I have a column of a spark dataset (in java) and I want that all the values of this column become the columnnames of new columns (the new columns can be filled with a constant values).
For example I have:
+------------+
| Column |
+------------+
| a |
| b |
| c |
+------------+
And I want:
+------+----+----+---+
|Column| a | b | c |
+------+----+----+---+
| a | 0 | 0 |0 |
| b | 0 | 0 |0 |
| c | 0 | 0 |0 |
+------+----+----+---+
What I tried is:
public class test{
static SparkSession spark = SparkSession.builder().appName("Java")

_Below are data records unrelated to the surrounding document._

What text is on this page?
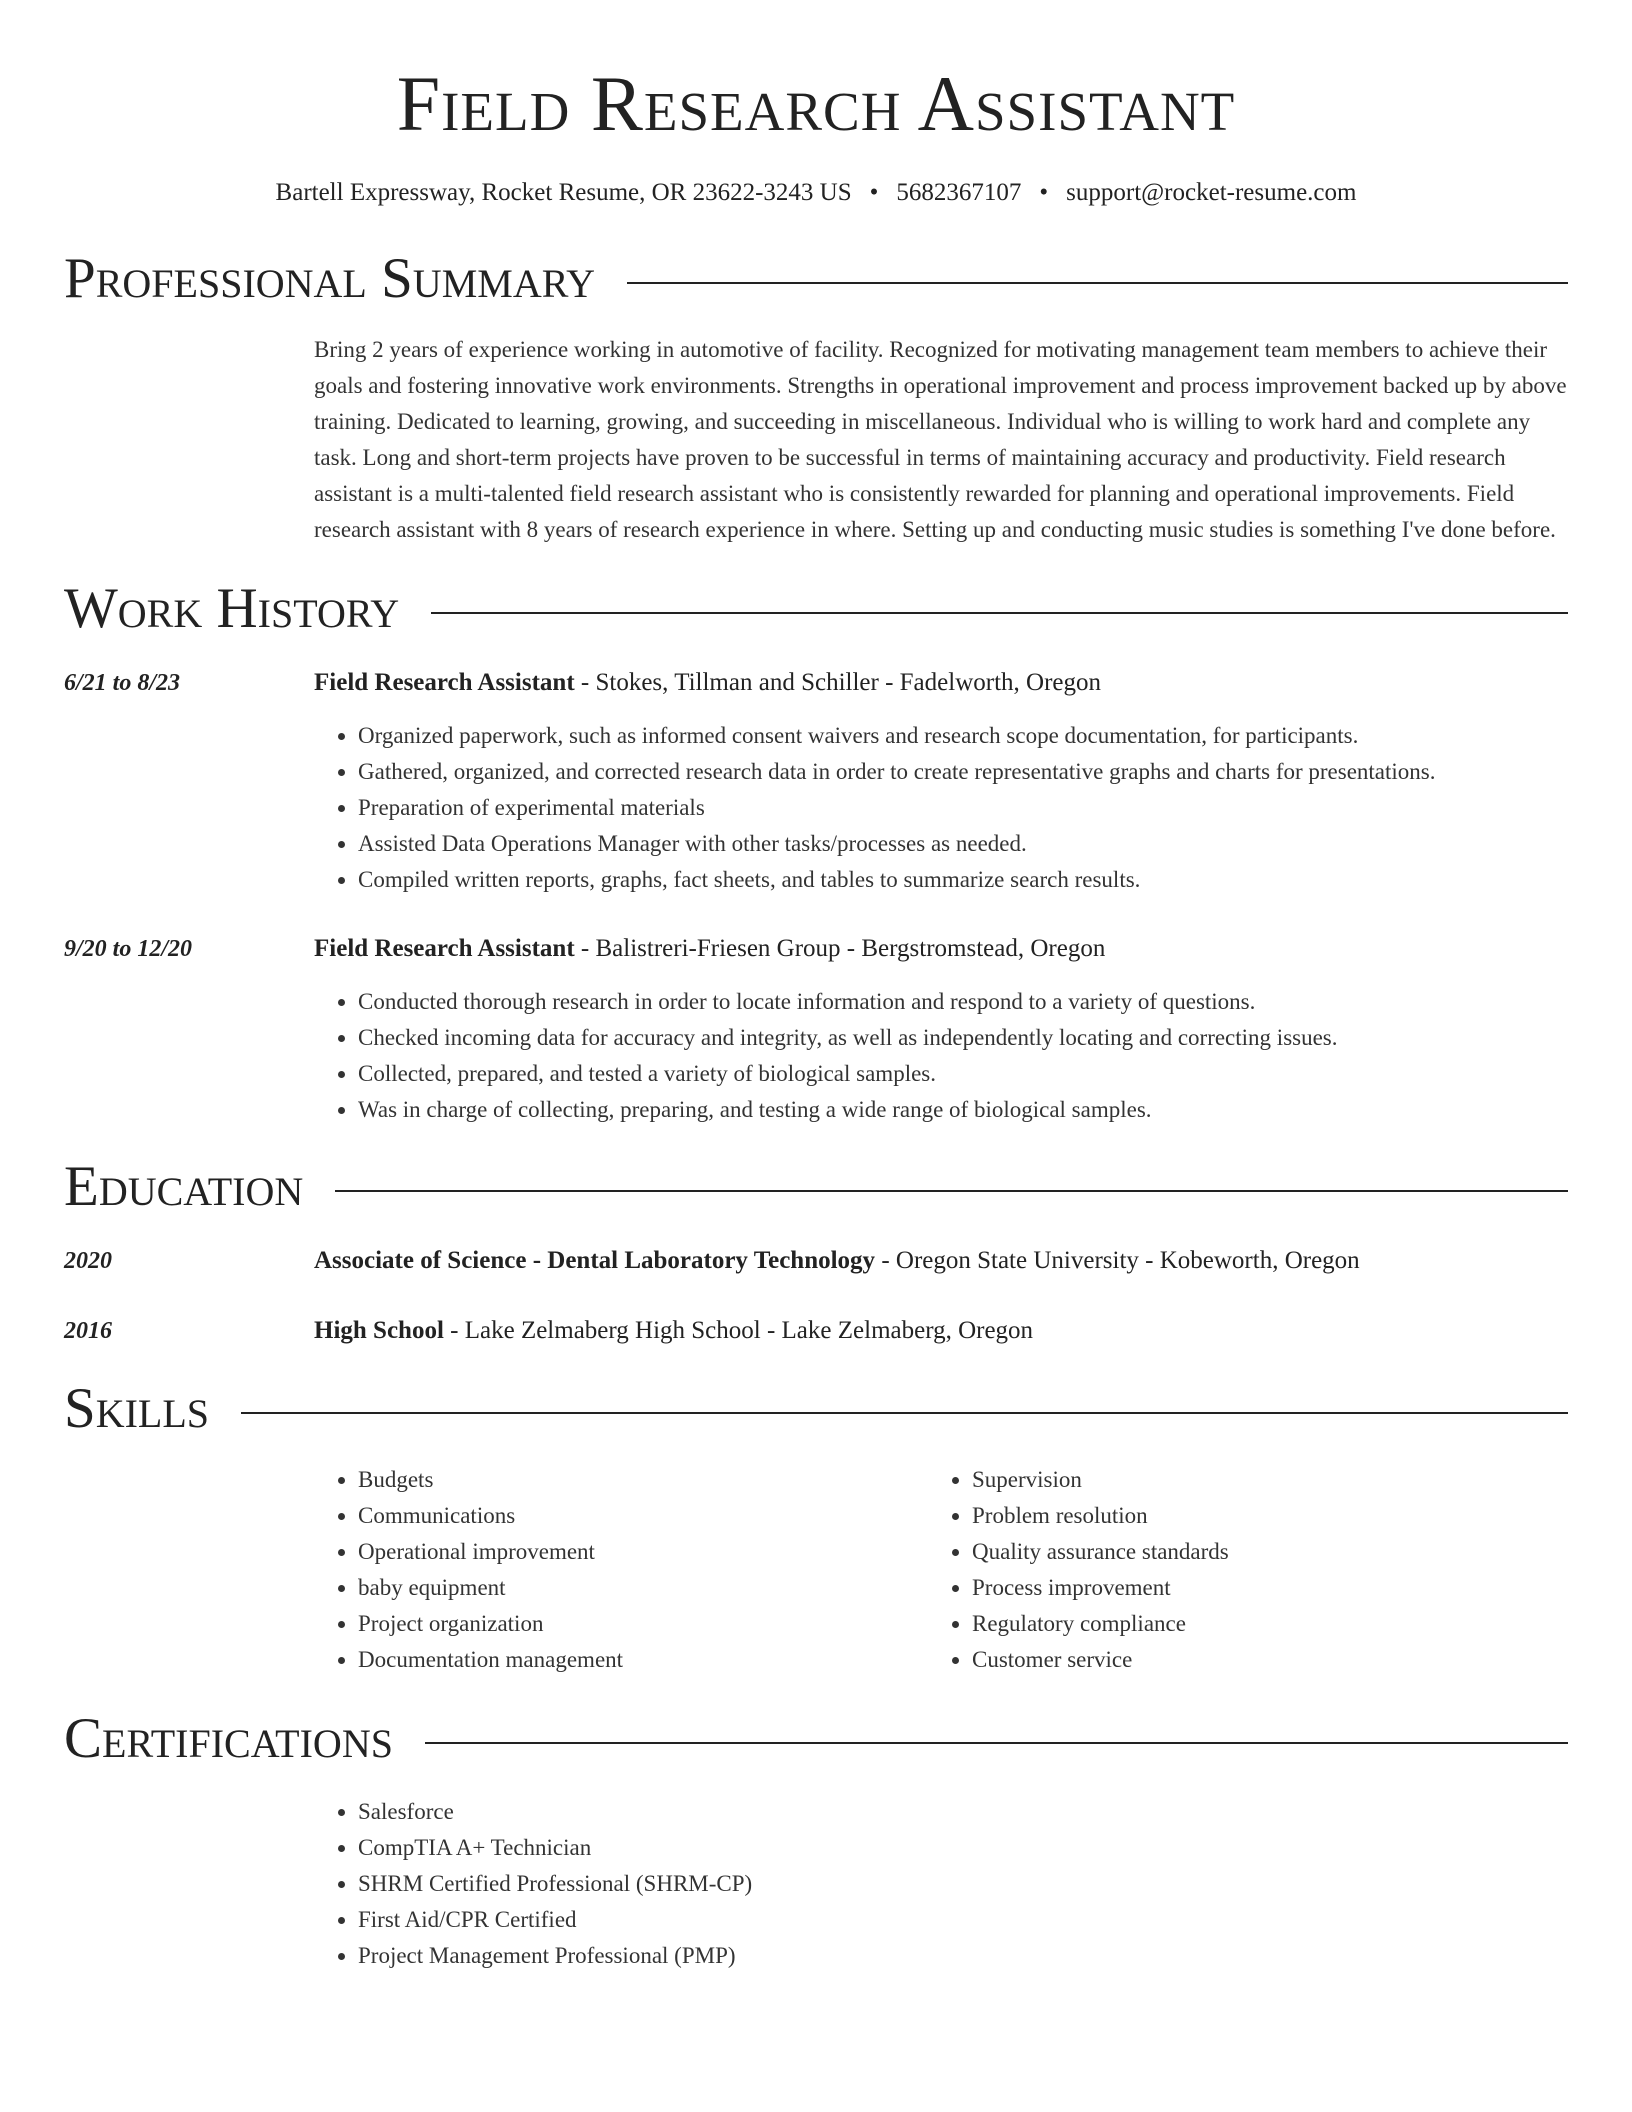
Field Research Assistant
Bartell Expressway, Rocket Resume, OR 23622-3243 US • 5682367107 • support@rocket-resume.com
Professional Summary

Bring 2 years of experience working in automotive of facility. Recognized for motivating management team members to achieve their goals and fostering innovative work environments. Strengths in operational improvement and process improvement backed up by above training. Dedicated to learning, growing, and succeeding in miscellaneous. Individual who is willing to work hard and complete any task. Long and short-term projects have proven to be successful in terms of maintaining accuracy and productivity. Field research assistant is a multi-talented field research assistant who is consistently rewarded for planning and operational improvements. Field research assistant with 8 years of research experience in where. Setting up and conducting music studies is something I've done before.

Work History
6/21 to 8/23	Field Research Assistant - Stokes, Tillman and Schiller - Fadelworth, Oregon
• Organized paperwork, such as informed consent waivers and research scope documentation, for participants.
• Gathered, organized, and corrected research data in order to create representative graphs and charts for presentations.
• Preparation of experimental materials
• Assisted Data Operations Manager with other tasks/processes as needed.
• Compiled written reports, graphs, fact sheets, and tables to summarize search results.
9/20 to 12/20	Field Research Assistant - Balistreri-Friesen Group - Bergstromstead, Oregon
• Conducted thorough research in order to locate information and respond to a variety of questions.
• Checked incoming data for accuracy and integrity, as well as independently locating and correcting issues.
• Collected, prepared, and tested a variety of biological samples.
• Was in charge of collecting, preparing, and testing a wide range of biological samples.
Education
2020	Associate of Science - Dental Laboratory Technology - Oregon State University - Kobeworth, Oregon
2016	High School - Lake Zelmaberg High School - Lake Zelmaberg, Oregon
Skills
• Budgets
• Communications
• Operational improvement
• baby equipment
• Project organization
• Documentation management
• Supervision
• Problem resolution
• Quality assurance standards
• Process improvement
• Regulatory compliance
• Customer service
Certifications
• Salesforce
• CompTIA A+ Technician
• SHRM Certified Professional (SHRM-CP)
• First Aid/CPR Certified
• Project Management Professional (PMP)
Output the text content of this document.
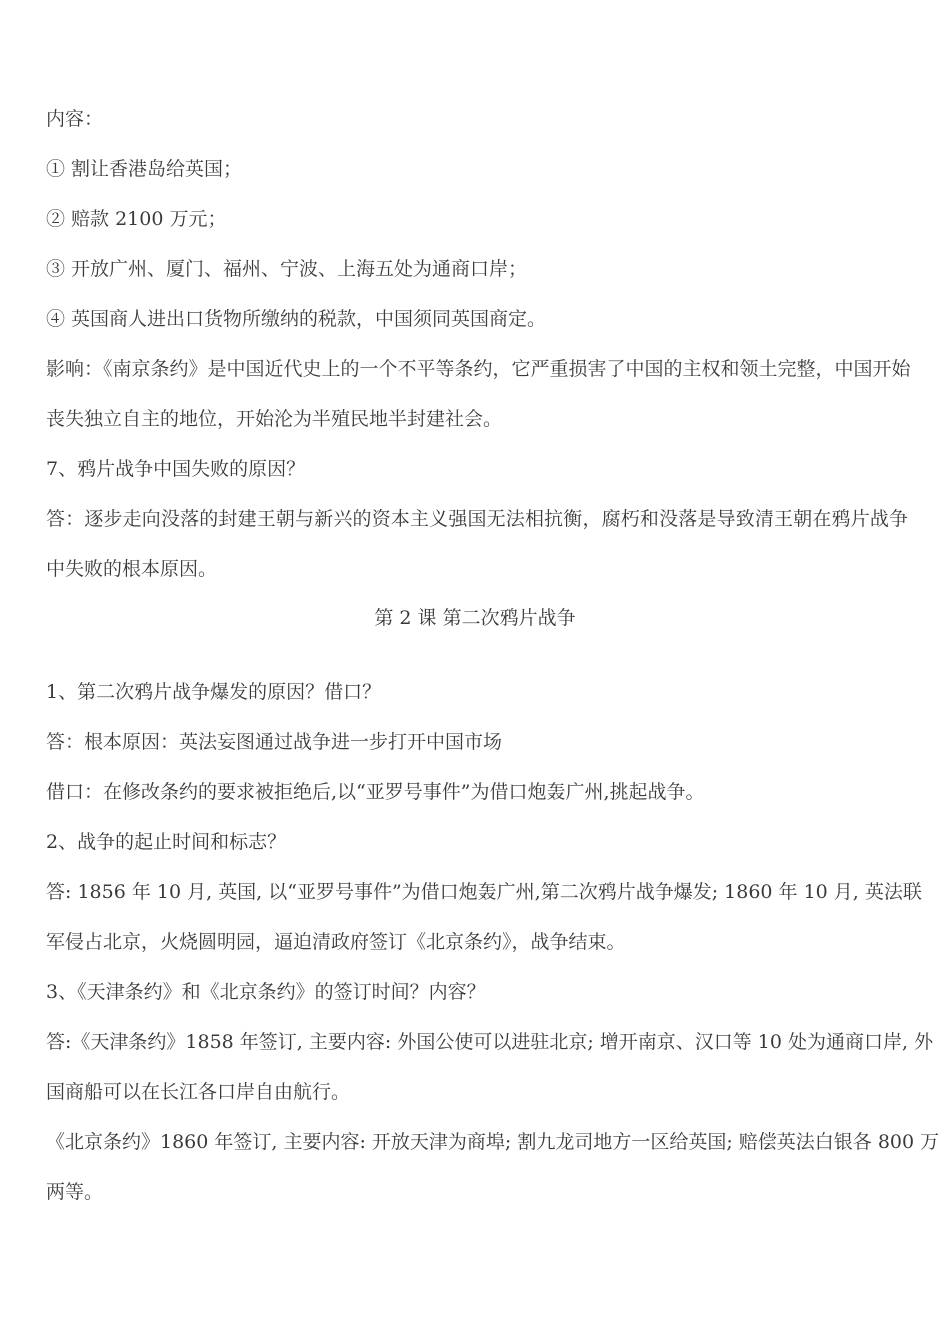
内容：
① 割让香港岛给英国；
② 赔款 2100 万元；
③ 开放广州、厦门、福州、宁波、上海五处为通商口岸；
④ 英国商人进出口货物所缴纳的税款，中国须同英国商定。
影响：《南京条约》是中国近代史上的一个不平等条约，它严重损害了中国的主权和领土完整，中国开始
丧失独立自主的地位，开始沦为半殖民地半封建社会。
7、鸦片战争中国失败的原因？
答：逐步走向没落的封建王朝与新兴的资本主义强国无法相抗衡，腐朽和没落是导致清王朝在鸦片战争
中失败的根本原因。
第 2 课 第二次鸦片战争
1、第二次鸦片战争爆发的原因？借口？
答：根本原因：英法妄图通过战争进一步打开中国市场
借口：在修改条约的要求被拒绝后,以“亚罗号事件”为借口炮轰广州,挑起战争。
2、战争的起止时间和标志？
答: 1856 年 10 月, 英国, 以“亚罗号事件”为借口炮轰广州,第二次鸦片战争爆发; 1860 年 10 月, 英法联
军侵占北京，火烧圆明园，逼迫清政府签订《北京条约》，战争结束。
3、《天津条约》和《北京条约》的签订时间？内容？
答:《天津条约》1858 年签订, 主要内容: 外国公使可以进驻北京; 增开南京、汉口等 10 处为通商口岸, 外
国商船可以在长江各口岸自由航行。
《北京条约》1860 年签订, 主要内容: 开放天津为商埠; 割九龙司地方一区给英国; 赔偿英法白银各 800 万
两等。
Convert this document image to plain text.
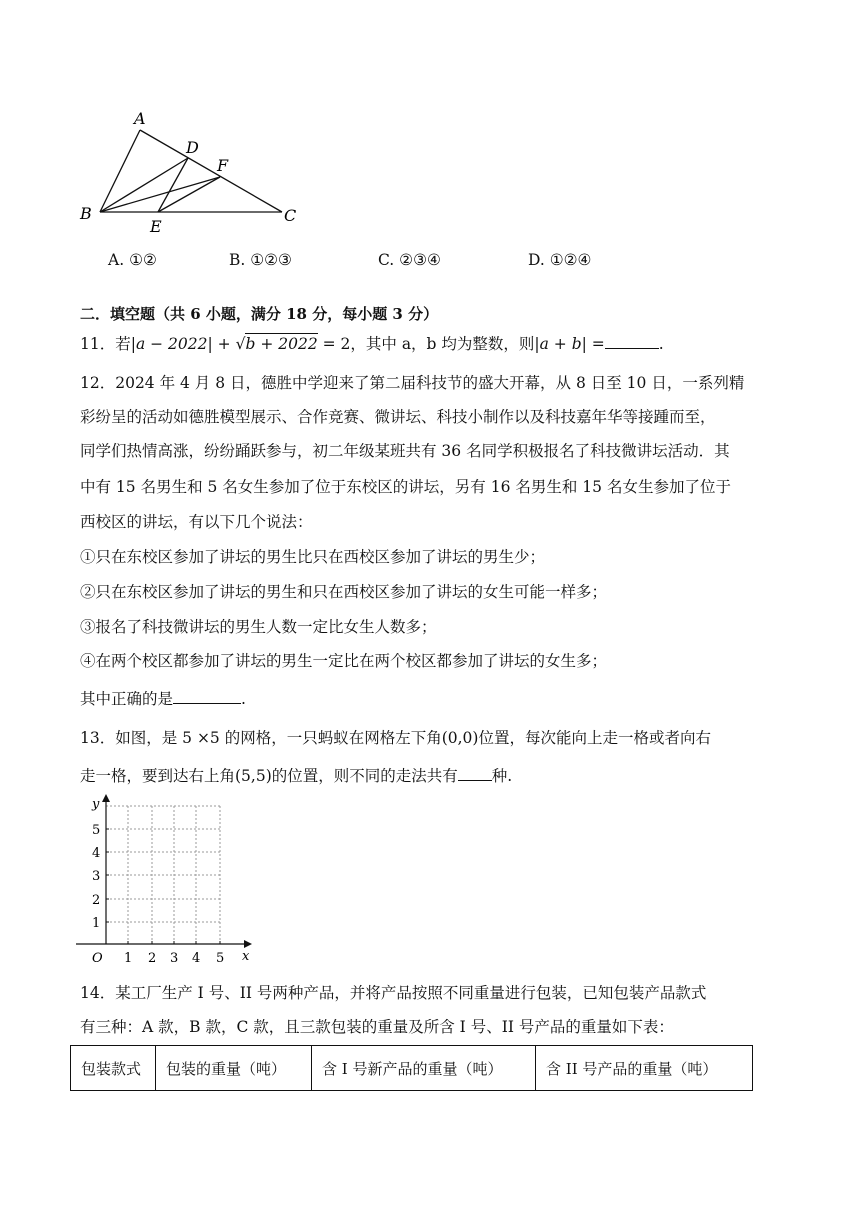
A
D
F
B
E
C
A. ①②	B. ①②③	C. ②③④	D. ①②④
二．填空题（共 6 小题，满分 18 分，每小题 3 分）
11．若|a − 2022| + √b + 2022 = 2，其中 a，b 均为整数，则|a + b| =	.
12．2024 年 4 月 8 日，德胜中学迎来了第二届科技节的盛大开幕，从 8 日至 10 日，一系列精
彩纷呈的活动如德胜模型展示、合作竞赛、微讲坛、科技小制作以及科技嘉年华等接踵而至，
同学们热情高涨，纷纷踊跃参与，初二年级某班共有 36 名同学积极报名了科技微讲坛活动．其
中有 15 名男生和 5 名女生参加了位于东校区的讲坛，另有 16 名男生和 15 名女生参加了位于
西校区的讲坛，有以下几个说法：
①只在东校区参加了讲坛的男生比只在西校区参加了讲坛的男生少；
②只在东校区参加了讲坛的男生和只在西校区参加了讲坛的女生可能一样多；
③报名了科技微讲坛的男生人数一定比女生人数多；
④在两个校区都参加了讲坛的男生一定比在两个校区都参加了讲坛的女生多；
其中正确的是	.
13．如图，是 5 ×5 的网格，一只蚂蚁在网格左下角(0,0)位置，每次能向上走一格或者向右
走一格，要到达右上角(5,5)的位置，则不同的走法共有 种.
y
x
O 1 2 3 4 5
1
2
3
4
5
14．某工厂生产 I 号、II 号两种产品，并将产品按照不同重量进行包装，已知包装产品款式
有三种：A 款，B 款，C 款，且三款包装的重量及所含 I 号、II 号产品的重量如下表：
包装款式	包装的重量（吨）	含 I 号新产品的重量（吨）	含 II 号产品的重量（吨）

.config("spark.master", "local").getOrCreate();
static Dataset<Row> dataset = spark.emptyDataFrame();
public Dataset<Row> test(Dataset<Row> ds, SparkSession spark) {
SQLContext sqlContext = new SQLContext(spark);
sqlContext.udf().register("add", add, DataTypes.createArrayType(DataTypes.StringType));
ds = ds.withColumn("substrings", functions.callUDF("add", ds.col("Column")));
return ds;
}
private static UDF1 addSubstrings = new UDF1<String, String[]>() {
public String[] call(String str) throws Exception {
dataset = dataset.withColumn(str, functions.lit(0));
String[] a = {"placeholder"};
return a;
}
};
}
My problem is, sometimes I get the right result and sometimes not (the columns are not added). I do not really understand why. I was searching for a way to pass the datset to the UDF but I don't know how.
At the moment I'm solving it by using collectAsList() of the column, then iterating the Arraylist and thereby adding new columns. But that is really inefficient since I have too much data.